On Wednesday this week, the Court of Appeal in the capital, Abuja, gave INEC the permission to reconfigure (BVAS) for the governorship and Houses of Assembly elections.
It set conditions such as uploading the data on the BVAS machines to the back-end server.
INEC failed to do so in the February 25 poll. It has insisted nonetheless that data would not be lost during the reconfiguration.
The Court of Appeal had meanwhile earlier granted PDP and LP permission to inspect the BVAS and other crucial electoral material as they appeal the presidential poll outcome.
The Conference of Nigeria Political Parties (CNPP), which is the umbrella of the registered parties in the country, foresees disaster.
“For INEC to seek an order of the Court to reconfigure the BVAS machines without due inspection of their raw data and certified true copies (CTC) of them issued to parties wishing to obtain the information is a recipe for avoidable crisis,” Willy Ezugwu, CNPP Secretary General, warned.

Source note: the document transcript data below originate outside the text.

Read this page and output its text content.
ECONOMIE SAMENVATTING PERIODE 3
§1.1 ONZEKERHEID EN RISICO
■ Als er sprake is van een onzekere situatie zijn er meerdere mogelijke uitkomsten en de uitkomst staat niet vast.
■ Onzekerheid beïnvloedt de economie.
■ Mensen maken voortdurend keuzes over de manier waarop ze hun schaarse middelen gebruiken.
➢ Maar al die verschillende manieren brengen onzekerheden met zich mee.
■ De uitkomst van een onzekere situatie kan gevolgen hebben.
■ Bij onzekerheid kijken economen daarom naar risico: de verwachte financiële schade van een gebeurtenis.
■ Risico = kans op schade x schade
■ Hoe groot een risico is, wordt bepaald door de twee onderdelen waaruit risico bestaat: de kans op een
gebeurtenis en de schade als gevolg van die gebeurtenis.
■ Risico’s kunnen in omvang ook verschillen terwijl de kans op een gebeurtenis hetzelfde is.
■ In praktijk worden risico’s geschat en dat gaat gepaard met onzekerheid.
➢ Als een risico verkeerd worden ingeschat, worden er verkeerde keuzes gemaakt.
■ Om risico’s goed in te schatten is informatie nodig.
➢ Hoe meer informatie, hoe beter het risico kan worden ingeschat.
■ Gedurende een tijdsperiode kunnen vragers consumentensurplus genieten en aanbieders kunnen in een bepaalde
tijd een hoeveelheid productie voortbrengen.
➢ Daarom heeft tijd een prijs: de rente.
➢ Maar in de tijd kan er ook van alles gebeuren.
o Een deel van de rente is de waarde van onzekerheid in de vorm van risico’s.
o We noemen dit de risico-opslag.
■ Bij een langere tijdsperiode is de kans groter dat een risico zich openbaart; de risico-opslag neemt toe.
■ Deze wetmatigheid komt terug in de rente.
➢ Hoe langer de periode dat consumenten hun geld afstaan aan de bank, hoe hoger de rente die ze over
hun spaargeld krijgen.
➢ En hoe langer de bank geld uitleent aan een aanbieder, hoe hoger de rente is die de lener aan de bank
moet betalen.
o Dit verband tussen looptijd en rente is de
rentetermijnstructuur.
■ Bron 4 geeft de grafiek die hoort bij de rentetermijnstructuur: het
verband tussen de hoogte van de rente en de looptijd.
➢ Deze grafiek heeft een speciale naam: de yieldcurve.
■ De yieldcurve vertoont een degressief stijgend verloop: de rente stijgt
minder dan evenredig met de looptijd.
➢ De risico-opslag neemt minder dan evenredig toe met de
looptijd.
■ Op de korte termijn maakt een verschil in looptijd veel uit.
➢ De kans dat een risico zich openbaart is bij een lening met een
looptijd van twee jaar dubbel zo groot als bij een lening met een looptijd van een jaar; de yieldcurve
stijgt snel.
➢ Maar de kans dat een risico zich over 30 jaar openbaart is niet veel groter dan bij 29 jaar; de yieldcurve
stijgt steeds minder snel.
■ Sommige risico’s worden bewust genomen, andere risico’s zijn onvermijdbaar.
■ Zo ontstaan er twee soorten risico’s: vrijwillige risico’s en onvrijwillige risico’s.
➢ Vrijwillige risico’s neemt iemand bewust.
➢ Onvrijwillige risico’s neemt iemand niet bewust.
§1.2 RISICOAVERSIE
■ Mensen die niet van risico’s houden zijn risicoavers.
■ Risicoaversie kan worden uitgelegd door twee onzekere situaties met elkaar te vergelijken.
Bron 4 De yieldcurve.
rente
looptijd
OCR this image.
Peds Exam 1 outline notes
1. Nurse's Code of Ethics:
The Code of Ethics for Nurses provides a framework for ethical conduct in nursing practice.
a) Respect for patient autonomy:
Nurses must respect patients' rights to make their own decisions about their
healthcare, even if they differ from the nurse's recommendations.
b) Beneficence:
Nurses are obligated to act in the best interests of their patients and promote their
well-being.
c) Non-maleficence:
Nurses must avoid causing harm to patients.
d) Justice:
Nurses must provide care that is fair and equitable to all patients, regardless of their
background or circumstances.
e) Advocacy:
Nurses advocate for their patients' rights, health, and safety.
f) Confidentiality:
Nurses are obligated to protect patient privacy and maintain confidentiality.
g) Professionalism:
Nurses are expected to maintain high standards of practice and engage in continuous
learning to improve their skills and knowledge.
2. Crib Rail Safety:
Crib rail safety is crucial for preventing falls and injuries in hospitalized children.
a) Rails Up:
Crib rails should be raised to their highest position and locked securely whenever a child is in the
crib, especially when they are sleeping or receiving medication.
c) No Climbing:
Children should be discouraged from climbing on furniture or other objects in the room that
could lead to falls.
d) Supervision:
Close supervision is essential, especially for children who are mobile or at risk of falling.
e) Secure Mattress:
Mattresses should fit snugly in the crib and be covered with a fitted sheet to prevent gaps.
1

“It is strange that INEC, which failed to upload election results from the polling units to the INEC Result Viewing Portal (IReV) would seek to reconfigure the BVAS while litigations are being initiated by disputing political parties that felt cheated by virtue of the failure of the Commission to upload results of the elections in real-time from the polling units.”
CNPP said the INEC Chairman Prof. Mahmood Yakubu, not President Muhammadu Buhari, should be held responsible “if anything goes wrong in the country following its alleged inability to follow its own guidelines for the 2023 general elections.”
The organisation thus believes INEC was never ready to conduct the elections, beginning with last weekend’s presidential poll.
PDP denounce the motion by INEC to reconfigure the BVAS machines, claiming it is a ploy to wipe out relevant information the party and its candidate require to prosecute their case at the Presidential Election Tribunal.
“This reprehensible action by INEC to frustrate the desire of Nigerians to get redress through the court is a clear recipe for crisis and a deliberate design by the Commission to derail our democracy and trigger anarchy in the country,” spokesperson, Debo Ologunagba, said.
He maintains Abubakar won the presidential poll.
“It (INEC motion) further validates the fact that our party and presidential candidate won the February 25, 2023 presidential election, based on the actual votes cast at the polling units.”
According to results announced by INEC, Tinubu polled 8,794,726 votes, ahead of Abubakar with 6,984,520 and Obi at 6,101,533.
APC said it respected the court’s decision on the reconfiguration of BVAS and the subsequent postponement of the poll that was set for this coming weekend.
“We urge INEC to do everything to preserve and protect the integrity of the extracted data from BVAS as it has committed to do before court,” APC stated.
The ruling party insisted Tinubu had emerged the “overwhelming” winner in an election it described as free and fair.
Violence preceded the elections in Africa’s biggest nation by population, estimated at 219 million people. There were intermittent protests over shortages of cash and fuel in the continent’s largest economy and biggest oil producer.
This week, prior to the postponement of polls, the Department of State Services (DSS) alerted the public of “orchestrated plans by some persons to cause a total breakdown of law and order in the country shortly after the elections.
It also lamented political tension in parts of the country prior to the elections.
“It is observed that some of the players are at daggers drawn with one another, DSS spokesman, Peter Afunanya, said.
He added, “The development holds dire consequences for national peace and stability.”